Updated

As a barefoot child, Amantle Montsho chased alongside galloping ostriches in the remote north of Botswana before being spotted as a future talent at a school athletics meeting.

Now, as the world 400 meters champion, she hopes to win in London and get her country's first Olympic medal.

Montsho grew up in poverty and with few resources and her success has helped to break social stigmas in her traditional society, where her passion for running was tolerated but women in sport are rarely encouraged.

She became the first female Olympian for the southern African country in Athens in 2004 and is heavily fancied for gold in her third Olympic appearance.

Montsho, who will turn 29 on July 4, hails from Maun, the centre of Botswana's burgeoning tourist industry but, with little sporting infrastructure, often had to travel the day's drive south to the capital Gaborone to train and compete in races.

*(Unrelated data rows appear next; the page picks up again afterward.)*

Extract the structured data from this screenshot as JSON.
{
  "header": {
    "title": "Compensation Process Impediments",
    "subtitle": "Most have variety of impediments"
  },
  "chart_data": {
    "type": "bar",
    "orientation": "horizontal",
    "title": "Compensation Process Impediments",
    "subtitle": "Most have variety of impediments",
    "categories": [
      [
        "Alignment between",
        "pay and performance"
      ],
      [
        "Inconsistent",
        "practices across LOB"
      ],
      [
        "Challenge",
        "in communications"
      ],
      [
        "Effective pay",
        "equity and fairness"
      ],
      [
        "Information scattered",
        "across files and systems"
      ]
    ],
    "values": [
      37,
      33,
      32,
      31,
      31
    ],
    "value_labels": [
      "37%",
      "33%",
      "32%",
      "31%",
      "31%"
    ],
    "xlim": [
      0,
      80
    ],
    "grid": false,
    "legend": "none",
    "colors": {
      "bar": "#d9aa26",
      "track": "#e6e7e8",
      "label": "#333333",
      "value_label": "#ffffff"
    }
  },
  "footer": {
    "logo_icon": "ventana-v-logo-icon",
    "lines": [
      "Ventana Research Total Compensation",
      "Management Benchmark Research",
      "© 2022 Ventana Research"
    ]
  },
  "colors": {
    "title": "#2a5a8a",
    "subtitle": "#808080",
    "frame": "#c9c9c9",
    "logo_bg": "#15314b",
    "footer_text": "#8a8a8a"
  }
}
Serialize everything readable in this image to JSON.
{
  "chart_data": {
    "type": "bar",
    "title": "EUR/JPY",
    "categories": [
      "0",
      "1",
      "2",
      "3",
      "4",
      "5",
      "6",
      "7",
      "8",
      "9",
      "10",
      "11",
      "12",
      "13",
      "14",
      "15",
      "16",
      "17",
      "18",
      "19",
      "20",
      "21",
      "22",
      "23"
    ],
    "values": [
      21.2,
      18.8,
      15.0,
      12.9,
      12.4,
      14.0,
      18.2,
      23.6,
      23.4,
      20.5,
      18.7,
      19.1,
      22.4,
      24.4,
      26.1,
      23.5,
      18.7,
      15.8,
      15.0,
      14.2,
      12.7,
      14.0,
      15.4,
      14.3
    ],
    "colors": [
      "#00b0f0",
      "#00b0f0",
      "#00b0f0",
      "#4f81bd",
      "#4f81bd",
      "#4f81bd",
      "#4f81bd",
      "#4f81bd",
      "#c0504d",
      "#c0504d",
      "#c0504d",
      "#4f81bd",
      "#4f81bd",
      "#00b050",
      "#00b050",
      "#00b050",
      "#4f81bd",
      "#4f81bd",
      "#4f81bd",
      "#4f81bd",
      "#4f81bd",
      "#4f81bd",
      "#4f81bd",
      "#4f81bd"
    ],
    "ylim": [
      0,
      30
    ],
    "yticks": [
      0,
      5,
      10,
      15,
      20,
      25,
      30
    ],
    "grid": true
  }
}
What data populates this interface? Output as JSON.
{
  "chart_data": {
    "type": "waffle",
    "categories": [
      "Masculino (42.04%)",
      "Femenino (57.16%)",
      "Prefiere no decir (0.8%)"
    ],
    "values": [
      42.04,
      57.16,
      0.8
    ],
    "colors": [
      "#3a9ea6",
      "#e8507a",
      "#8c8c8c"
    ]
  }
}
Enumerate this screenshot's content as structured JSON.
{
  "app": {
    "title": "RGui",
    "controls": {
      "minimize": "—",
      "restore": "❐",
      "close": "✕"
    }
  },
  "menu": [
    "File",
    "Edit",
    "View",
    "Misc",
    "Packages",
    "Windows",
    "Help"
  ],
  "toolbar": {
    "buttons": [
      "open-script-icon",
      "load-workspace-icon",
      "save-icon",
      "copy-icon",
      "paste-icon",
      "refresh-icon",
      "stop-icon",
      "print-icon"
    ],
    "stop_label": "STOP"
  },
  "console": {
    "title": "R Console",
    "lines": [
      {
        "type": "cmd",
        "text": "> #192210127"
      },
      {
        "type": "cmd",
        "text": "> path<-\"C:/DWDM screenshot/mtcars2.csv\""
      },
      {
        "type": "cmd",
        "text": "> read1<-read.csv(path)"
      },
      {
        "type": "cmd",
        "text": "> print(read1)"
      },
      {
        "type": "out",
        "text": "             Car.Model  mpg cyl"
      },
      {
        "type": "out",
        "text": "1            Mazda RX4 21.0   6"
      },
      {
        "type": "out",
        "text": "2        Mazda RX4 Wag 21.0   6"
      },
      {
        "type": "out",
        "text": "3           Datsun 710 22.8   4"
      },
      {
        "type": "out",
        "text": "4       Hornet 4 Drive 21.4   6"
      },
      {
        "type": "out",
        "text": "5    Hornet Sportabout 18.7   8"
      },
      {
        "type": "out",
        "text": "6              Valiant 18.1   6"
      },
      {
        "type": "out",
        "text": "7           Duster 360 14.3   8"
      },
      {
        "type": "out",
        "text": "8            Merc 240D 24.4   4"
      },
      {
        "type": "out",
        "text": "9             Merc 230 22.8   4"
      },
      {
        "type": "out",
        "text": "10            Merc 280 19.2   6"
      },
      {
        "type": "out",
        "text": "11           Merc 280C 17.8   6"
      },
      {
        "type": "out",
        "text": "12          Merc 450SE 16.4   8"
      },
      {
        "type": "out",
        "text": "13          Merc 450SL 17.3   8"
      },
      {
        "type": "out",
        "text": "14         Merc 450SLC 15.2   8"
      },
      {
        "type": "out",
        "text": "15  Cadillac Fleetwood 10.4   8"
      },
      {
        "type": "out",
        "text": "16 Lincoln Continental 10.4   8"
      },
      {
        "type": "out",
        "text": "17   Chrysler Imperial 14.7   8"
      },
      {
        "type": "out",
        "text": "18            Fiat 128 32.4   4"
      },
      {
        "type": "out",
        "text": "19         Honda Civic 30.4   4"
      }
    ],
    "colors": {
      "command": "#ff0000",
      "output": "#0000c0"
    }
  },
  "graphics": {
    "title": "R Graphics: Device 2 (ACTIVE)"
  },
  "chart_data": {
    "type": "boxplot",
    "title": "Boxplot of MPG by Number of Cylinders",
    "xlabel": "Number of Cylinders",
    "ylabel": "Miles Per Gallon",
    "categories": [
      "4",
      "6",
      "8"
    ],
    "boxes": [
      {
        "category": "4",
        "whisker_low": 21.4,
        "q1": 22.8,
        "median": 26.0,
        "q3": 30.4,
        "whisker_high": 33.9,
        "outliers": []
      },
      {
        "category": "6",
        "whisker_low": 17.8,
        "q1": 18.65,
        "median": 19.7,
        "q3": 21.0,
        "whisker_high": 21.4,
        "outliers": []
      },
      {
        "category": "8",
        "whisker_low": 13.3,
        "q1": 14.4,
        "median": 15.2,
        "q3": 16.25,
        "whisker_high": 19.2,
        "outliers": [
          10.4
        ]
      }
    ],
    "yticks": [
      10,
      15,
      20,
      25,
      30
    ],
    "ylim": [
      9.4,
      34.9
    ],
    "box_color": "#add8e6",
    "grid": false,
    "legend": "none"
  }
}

Starting as a sprinter, and winning her national championship at 200m, she was persuaded that her long strides would be better suited for the full-lap race.

At the age of 20, she was selected for the All-Africa Games in Abuja and soon after was identified for assistance from the International Association of Athletics Federations (IAAF) and the Olympic Solidarity scholarship programs, which took her to Senegal to train. She still uses the west African country as her base.

Her Olympic debut in 2004 came despite not achieving the qualifying time but as a wild-card entrant. Four years later, she was a finalist in Beijing and at the end of 2008 she was recognized as Botswana's Sportsperson of the Year.

It was her dramatic win over Allyson Felix in Daegu last year that turned her into a national heroine, after she clung on to an early lead as the powerful American tried unsuccessfully to chase her down.

If Montsho comes home with a medal, it will crown a dream year for Botswana sport after the country's popular football team, the Zebras, qualified for the first time to play at the African Nations Cup finals.

Botswana, a country of just over two million people, is proud of Montsho's achievements.

"She is a beautiful soul," says Tuelo Serufho, chief executive officer of the Botswana National Olympic Committee.